Yang Wu
- Google Scholar
- Harbin
I’m a Ph.D. student in Research Center for Social Computing and Information Retrieval(SCIR), at Harbin Institute of Technology (HIT, China). I am co-advised by Prof. Bing Qin and Prof. Yanyan Zhao. My research interests include multimodal sentiment analysis and large language model.
Publications
Improving Cross-Task Generalization with Step-by-Step Instructions. SCIENCE CHINA Information Sciences
Yang Wu, Yanyan Zhao, Zhongyang Li, Bing Qin, Kai Xiong
We propose to incorporate the step-by-step instructions to help language models to decompose the tasks, which can provide the detailed and specific procedures for completing the target tasks. The step-by-step instructions are obtained automatically by prompting ChatGPT, which are further combined with the original instructions to tune language models. The extensive experiments on SUP-NATINST show that the high-quality step-by-step instructions can improve cross-task generalization across different model sizes.

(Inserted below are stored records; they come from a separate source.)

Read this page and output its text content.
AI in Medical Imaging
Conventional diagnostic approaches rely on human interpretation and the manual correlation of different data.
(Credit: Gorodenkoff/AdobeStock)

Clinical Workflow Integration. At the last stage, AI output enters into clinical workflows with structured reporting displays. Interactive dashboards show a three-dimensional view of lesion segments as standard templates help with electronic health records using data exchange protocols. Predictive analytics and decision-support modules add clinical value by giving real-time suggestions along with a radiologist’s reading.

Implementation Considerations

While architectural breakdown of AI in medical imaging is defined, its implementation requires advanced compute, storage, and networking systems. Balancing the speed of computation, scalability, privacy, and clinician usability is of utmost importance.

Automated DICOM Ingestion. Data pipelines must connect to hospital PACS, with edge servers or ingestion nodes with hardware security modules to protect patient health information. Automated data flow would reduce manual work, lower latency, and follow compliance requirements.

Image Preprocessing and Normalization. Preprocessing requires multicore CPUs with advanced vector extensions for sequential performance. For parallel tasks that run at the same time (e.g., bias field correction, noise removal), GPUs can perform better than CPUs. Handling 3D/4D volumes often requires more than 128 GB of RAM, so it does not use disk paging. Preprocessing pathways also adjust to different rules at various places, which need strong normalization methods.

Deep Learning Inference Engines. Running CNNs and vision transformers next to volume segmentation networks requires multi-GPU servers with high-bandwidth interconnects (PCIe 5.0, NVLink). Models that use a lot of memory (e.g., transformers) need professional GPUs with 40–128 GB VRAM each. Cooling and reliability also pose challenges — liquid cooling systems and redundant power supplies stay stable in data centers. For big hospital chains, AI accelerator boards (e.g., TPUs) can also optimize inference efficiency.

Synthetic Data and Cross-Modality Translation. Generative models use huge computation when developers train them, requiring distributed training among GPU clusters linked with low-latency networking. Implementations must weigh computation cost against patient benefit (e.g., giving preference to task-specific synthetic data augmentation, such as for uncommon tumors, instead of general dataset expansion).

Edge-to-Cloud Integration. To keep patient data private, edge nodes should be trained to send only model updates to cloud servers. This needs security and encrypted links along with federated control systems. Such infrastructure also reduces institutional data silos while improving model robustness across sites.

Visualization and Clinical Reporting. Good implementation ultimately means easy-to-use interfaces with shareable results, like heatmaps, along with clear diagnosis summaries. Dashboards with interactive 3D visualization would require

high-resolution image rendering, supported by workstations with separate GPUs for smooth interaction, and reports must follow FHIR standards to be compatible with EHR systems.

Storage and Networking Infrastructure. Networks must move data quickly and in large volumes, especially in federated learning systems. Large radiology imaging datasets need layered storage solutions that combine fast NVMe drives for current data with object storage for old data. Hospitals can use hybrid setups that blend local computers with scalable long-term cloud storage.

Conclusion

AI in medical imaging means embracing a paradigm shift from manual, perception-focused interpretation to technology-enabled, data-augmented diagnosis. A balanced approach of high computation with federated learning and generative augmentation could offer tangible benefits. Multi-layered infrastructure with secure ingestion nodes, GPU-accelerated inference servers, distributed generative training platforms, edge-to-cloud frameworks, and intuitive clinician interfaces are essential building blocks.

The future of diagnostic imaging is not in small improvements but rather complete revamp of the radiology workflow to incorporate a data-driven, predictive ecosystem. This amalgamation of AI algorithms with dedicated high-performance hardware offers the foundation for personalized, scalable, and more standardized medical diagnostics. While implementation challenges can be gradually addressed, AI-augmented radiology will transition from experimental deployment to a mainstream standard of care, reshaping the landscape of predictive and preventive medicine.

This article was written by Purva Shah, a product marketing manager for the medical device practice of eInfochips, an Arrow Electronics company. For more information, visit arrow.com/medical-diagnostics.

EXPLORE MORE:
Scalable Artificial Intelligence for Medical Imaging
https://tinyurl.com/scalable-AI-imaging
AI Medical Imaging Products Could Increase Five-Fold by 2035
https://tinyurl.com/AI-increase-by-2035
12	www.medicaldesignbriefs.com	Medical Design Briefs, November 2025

Modeling Incongruity between Modalities for Multimodal Sarcasm Detection. 2021 Best Paper Award for IEEE Multimedia
Yang Wu, Yanyan Zhao, Xin Lu, Bing Qin, Yin Wu, Jian Sheng, Jinlong Li
We propose the incongruity-aware attention network (IWAN), which detects sarcasm by focusing on the word-level incongruity between modalities via a scoring mechanism. This scoring mechanism could assign larger weights to words with incongruent modalities. Experimental results demonstrate the effectiveness of our proposed IWAN model, which not only achieves the state-of-the-art performance on the MUStARD dataset but also offers the advantages of interpretability.
Sentiment Word Aware Multimodal Refinement for Multimodal Sentiment Analysis with ASR Errors. Findings of ACL 2022
Yang Wu, Yanyan Zhao, Hao Yang, Song Chen, Bing Qin, Xiaohuan Cao, Wenting Zhao
We propose the sentiment word aware multimodal refinement model (SWRM), which can dynamically refine the erroneous sentiment words by leveraging multimodal sentiment clues. We conduct extensive experiments on the real-world datasets including MOSI-Speechbrain, MOSI-IBM, and MOSI-iFlytek and the results demonstrate the effectiveness of our model, which surpasses the current state-of-the-art models on three datasets. Furthermore, our approach can be adapted for other multimodal feature fusion models easily.
A Text-Centered Shared-Private Framework via Cross-Modal Prediction for Multimodal Sentiment Analysis. Findings of ACL 2021
Yang Wu, Zijie Lin, Yanyan Zhao, Bing Qin, Li-Nan ZHU
We propose a text-centered shared-private framework (TCSP) for multimodal fusion, which consists of the cross-modal prediction and sentiment regression parts. Experiments on the MOSEI and MOSI datasets demonstrate the effectiveness of our shared-private framework, which outperforms all baselines. Furthermore, our approach provides a new way to utilize the unlabeled data for multimodal sentiment analysis.
Leveraging Multi-modal Interactions among the Intermediate Representations of Deep Transformers for Emotion Recognition. MuSe'22
Yang Wu, Zhenyu Zhang, Pai Peng, Yanyan Zhao, Bing Qin
Existing end-to-end models typically fuse the uni-modal representations in the last layers without leveraging the multi-modal interactions among the intermediate representations. In this paper, we propose the multi-modal Recurrent Intermediate-Layer Aggregation (RILA) model to explore the effectiveness of leveraging the multi-modal interactions among the intermediate representations of deep pre-trained transformers for end-to-end emotion recognition.
Locate and Combine: A Two-Stage Framework for Aspect-Category Sentiment Analysis. NLPCC 2021
Yang Wu, Zhenyu Zhang, Yanyan Zhao and Bing Qin
We propose a two-stage strategy named Locate-Combine(LC) to utilize the aspect term in a more straightforward way, which first locates the aspect term and then takes it as the bridge to find the related sentiment words. The experimental results on the public datasets show that the proposed two-stage strategy is effective, which achieves state-of-the-art performance. Furthermore, our model can output explainable intermediate results for model analysis.